Le premier round du match qui s'annonce entre Alexis Tsipras et les créanciers européens de la Grèce a été courtois jeudi à Athènes, le Premier ministre issu de la gauche radicale assurant au président du Parlement européen Martin Schulz qu'il souhaitait trouver "des solutions communes" avec l'UE.
Premier dignitaire de l'UE à se rendre en visite à Athènes, M. Schulz s'est montré un peu rassuré après sa rencontre de deux heures avec M. Tsipras : "Il y avait une crainte qu'Alexis Tsipras suive sa propre voie mais cela n'est pas vrai, il est en faveur d'une discussion () la Grèce cherche des solutions sur une base commune avec ses partenaires européens", a affirmé Martin Schulz.
Il a qualifié la discussion de "sincère", "constructive", mais aussi, en termes diplomatiquement choisis, de "fatigante". "Il y a des choses qu'il faut encore discuter", a-t-il dit.
"J'espère que demain (vendredi) avec le patron de la zone euro, Jeroen Dijsselbloem", le président de l'Eurogroupe qui se rend à Athènes pour discuter avec M. Tsipras, "il y aura des pas concrets", a conclu Martin Schulz.
M. Schulz, après ce qu'il a qualifié de "bon pas en avant", va en effet laisser la place à des négociateurs sans doute moins débonnaires que lui.
Le ministère des Finances grec a indiqué vendredi dans un communiqué que la visite de M. Dijsselbloem marquerait "le début de la concertation avec les partenaires" de la Grèce.
Des parties prenantes de cette future concertation ont à nouveau posé leurs limites jeudi.
"Nous respectons le suffrage universel en Grèce, mais la Grèce doit aussi respecter les autres, les opinions publiques et les parlementaires du reste de l'Europe", a ainsi estimé le président de la Commission européenne Jean-Claude Juncker dans une interview au quotidien français le Figaro. Il a affirmé qu'"il n'est pas question de supprimer la dette" d'Athènes même si "des arrangements sont possibles".
-- Zone euro trop timide --
L'alternance politique en Grèce et les changements décidés par le nouveau gouvernement d'Alexis Tsipras "ne doivent pas se faire au détriment" des autres Européens, a mis en garde de son côté le ministre allemand de l'Economie, Sigmar Gabriel.
Le gouverneur de la Banque d'Angleterre, dont le pays ne fait pas partie de la zone euro, s'est mêlé du débat jeudi, critiquant au contraire la zone euro, "timide à mettre en place les politiques et institutions nécessaires pour apporter une prospérité durable pour ses citoyens".
Les Européens n'ont pas été les seuls à manifester de l'inquiétude devant les initiatives du gouvernement Tsipras, jeudi. La Chine s'est dite "vivement préoccupée" d'une des mesures-phares annoncées : la suspension du processus de privatisation du port du Pirée, où le géant chinois du fret maritime Cosco est déjà très présent.

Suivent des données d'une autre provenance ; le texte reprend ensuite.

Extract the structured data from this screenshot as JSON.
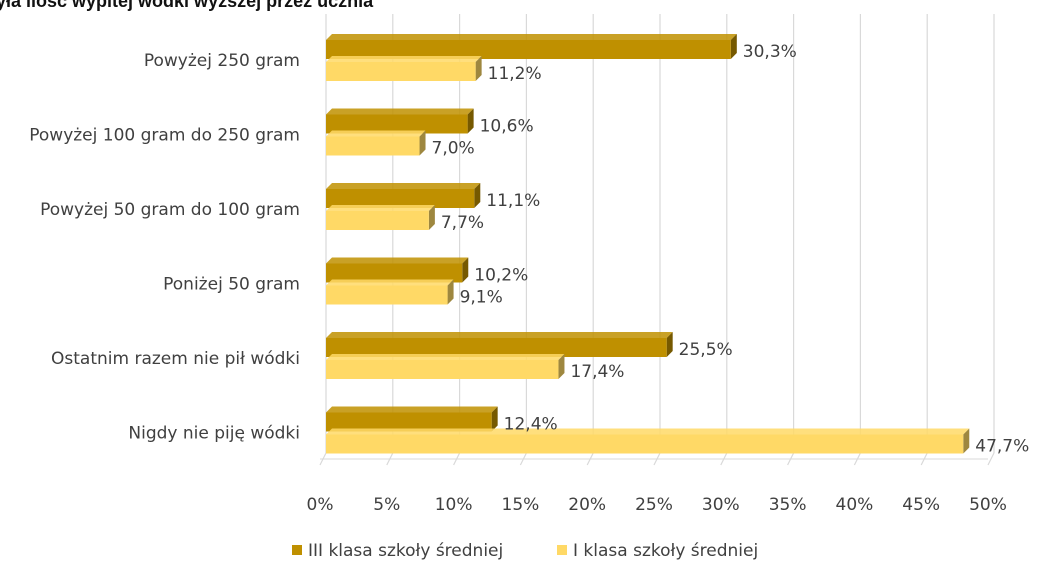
{
  "chart_data": {
    "type": "bar",
    "orientation": "horizontal",
    "style": "3d",
    "title": "yła ilość wypitej wódki wyższej przez ucznia",
    "categories": [
      "Powyżej 250 gram",
      "Powyżej 100 gram do 250 gram",
      "Powyżej 50 gram do 100 gram",
      "Poniżej 50 gram",
      "Ostatnim razem nie pił wódki",
      "Nigdy nie piję wódki"
    ],
    "series": [
      {
        "name": "III klasa szkoły średniej",
        "color": "#BF9000",
        "values": [
          30.3,
          10.6,
          11.1,
          10.2,
          25.5,
          12.4
        ],
        "labels": [
          "30,3%",
          "10,6%",
          "11,1%",
          "10,2%",
          "25,5%",
          "12,4%"
        ]
      },
      {
        "name": "I klasa szkoły średniej",
        "color": "#FFD966",
        "values": [
          11.2,
          7.0,
          7.7,
          9.1,
          17.4,
          47.7
        ],
        "labels": [
          "11,2%",
          "7,0%",
          "7,7%",
          "9,1%",
          "17,4%",
          "47,7%"
        ]
      }
    ],
    "xlim": [
      0,
      50
    ],
    "xticks": [
      "0%",
      "5%",
      "10%",
      "15%",
      "20%",
      "25%",
      "30%",
      "35%",
      "40%",
      "45%",
      "50%"
    ],
    "xlabel": "",
    "ylabel": "",
    "grid": "vertical",
    "legend": "bottom"
  }
}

"Nous comptons exhorter le gouvernement grec à protéger les droits et intérêts légaux des sociétés chinoises en Grèce, dont Cosco", a dit un porte-parole du ministère du commerce.

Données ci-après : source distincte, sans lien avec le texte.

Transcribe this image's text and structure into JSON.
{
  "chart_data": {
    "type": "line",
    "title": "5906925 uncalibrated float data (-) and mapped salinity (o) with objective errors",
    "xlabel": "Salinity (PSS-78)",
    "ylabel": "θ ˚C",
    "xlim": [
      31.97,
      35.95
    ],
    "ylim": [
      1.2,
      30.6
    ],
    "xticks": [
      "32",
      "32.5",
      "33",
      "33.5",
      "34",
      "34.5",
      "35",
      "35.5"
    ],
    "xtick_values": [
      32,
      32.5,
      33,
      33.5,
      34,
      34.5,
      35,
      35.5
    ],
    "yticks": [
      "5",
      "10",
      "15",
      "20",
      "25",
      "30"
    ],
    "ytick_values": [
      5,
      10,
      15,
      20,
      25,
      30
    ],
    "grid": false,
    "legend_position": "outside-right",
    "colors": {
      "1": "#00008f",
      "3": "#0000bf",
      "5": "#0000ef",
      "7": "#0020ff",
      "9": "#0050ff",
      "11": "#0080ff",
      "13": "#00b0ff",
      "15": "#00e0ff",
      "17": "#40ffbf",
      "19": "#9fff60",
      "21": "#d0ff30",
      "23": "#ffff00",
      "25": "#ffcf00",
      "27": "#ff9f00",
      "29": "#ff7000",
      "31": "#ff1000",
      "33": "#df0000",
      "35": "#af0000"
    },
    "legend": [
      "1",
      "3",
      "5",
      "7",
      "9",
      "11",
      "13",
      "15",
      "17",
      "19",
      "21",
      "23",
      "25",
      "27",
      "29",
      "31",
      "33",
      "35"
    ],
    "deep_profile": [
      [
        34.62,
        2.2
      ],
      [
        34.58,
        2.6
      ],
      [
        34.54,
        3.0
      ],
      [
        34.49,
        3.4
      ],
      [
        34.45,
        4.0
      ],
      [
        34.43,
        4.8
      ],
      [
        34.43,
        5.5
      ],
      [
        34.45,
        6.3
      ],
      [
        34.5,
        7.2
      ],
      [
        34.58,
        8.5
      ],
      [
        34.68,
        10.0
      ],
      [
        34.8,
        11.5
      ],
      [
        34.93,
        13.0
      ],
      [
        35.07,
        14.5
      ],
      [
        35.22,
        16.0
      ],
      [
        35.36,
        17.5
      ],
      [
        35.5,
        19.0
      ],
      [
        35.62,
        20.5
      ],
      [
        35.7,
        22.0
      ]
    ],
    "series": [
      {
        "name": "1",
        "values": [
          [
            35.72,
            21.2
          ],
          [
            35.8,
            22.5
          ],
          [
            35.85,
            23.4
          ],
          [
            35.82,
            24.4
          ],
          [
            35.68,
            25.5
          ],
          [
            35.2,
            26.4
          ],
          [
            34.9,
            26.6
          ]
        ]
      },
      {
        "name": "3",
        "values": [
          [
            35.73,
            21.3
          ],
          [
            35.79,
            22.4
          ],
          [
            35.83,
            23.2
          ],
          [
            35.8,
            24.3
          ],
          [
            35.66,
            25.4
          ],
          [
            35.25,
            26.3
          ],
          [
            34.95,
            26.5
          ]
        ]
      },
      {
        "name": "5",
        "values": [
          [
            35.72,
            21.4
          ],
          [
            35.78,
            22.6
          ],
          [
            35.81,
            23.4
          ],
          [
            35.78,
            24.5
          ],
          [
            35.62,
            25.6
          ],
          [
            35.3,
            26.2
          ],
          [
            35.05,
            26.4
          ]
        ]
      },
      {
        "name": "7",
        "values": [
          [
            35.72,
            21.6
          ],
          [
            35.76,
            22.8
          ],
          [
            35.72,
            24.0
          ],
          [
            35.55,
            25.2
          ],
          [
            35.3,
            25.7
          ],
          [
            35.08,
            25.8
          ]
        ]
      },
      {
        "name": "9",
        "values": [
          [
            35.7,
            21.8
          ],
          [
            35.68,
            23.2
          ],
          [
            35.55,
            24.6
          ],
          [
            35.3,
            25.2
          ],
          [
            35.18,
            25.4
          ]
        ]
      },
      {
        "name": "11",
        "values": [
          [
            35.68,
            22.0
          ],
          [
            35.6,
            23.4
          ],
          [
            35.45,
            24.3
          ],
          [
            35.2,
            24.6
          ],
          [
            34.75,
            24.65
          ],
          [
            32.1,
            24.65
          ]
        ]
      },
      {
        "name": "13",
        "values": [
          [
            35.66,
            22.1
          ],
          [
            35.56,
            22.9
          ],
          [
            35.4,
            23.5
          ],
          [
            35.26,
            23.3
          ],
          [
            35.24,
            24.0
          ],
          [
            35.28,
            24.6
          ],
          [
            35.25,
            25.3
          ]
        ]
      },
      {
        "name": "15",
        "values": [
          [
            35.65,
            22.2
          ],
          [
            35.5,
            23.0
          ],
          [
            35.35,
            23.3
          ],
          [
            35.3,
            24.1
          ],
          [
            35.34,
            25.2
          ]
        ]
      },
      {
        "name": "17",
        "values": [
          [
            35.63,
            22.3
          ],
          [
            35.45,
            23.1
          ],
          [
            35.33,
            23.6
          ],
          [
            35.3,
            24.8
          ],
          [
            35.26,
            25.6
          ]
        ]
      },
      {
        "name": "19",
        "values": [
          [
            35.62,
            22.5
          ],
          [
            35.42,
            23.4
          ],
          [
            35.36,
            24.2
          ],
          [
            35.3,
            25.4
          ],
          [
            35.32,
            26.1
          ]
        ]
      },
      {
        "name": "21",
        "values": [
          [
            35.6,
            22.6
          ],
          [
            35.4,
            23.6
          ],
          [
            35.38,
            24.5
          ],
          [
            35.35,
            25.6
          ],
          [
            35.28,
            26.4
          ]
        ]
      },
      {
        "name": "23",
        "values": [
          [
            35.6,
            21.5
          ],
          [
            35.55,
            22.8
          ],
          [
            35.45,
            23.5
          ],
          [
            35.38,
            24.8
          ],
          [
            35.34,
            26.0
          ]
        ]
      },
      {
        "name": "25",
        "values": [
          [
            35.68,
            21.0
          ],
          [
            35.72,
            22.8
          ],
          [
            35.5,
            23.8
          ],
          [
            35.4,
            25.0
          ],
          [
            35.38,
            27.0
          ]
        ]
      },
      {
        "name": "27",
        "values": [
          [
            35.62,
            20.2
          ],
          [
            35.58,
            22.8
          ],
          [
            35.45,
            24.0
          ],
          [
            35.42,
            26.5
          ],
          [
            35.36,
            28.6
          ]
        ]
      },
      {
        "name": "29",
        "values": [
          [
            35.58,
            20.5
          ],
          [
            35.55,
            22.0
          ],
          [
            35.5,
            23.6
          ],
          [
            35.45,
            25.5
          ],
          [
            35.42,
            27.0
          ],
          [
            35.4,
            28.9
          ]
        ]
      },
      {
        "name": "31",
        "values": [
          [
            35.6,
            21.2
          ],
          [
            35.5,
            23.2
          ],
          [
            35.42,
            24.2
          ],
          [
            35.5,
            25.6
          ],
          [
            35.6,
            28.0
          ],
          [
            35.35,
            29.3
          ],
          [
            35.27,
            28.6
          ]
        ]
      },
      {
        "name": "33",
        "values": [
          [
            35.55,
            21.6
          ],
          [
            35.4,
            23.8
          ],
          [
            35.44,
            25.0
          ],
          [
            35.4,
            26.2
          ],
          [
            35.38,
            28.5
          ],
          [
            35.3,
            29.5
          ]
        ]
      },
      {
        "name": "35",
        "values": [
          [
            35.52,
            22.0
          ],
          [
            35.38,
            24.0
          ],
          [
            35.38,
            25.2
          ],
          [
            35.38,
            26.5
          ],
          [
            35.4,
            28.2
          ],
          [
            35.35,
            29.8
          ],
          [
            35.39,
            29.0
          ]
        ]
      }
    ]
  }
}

L'annonce sur l'arrêt des privatisations d'infrastructures fait partie d'un véritable inventaire à la Prévert d'annonces de réformes, allant de l'augmentation des petites retraites à celle du salaire minimum, en passant par le retrait des barrières limitant l'accès du public devant le parlement.
Toutes sont directement tirées du programme de Syriza et toutes, sauf les plus anecdotiques, pourraient offenser la rigueur budgétaire préconisée par la troïka (UE, BCE, FMI) qui supervise le pays depuis quatre ans en échange de prêts massifs.
Le ministre des Finances grec Yanis Varoufakis se rendra au Royaume-Uni, en France et en Italie la semaine prochaine. "Tsipras préfère apparemment les pays où il espère du soutien", ironisait Christian Schulz de la banque Berenberg.
La crainte d'un krach des banques s'est cependant éloignée jeudi. La veille, plombées par les mauvaises nouvelles et les mises en garde, entre un membre de la Bundesbank qui a évoqué un risque "fatal" pour elles si le gouvernement ne respectait pas les préconisations de l'UE, et des chiffres de la Banque de Grèce montrant une accélération des retraits bancaires en janvier, elles ont perdu plus du quart de leur valeur boursière.
Jeudi, la Bourse d'Athènes a fini en hausse de 3,2% et l'indice des banques en hausse de 13%.
Mais le taux de l'obligation grecque à 10 ans restait à plus de 11%, un signe très net de défiance des marchés.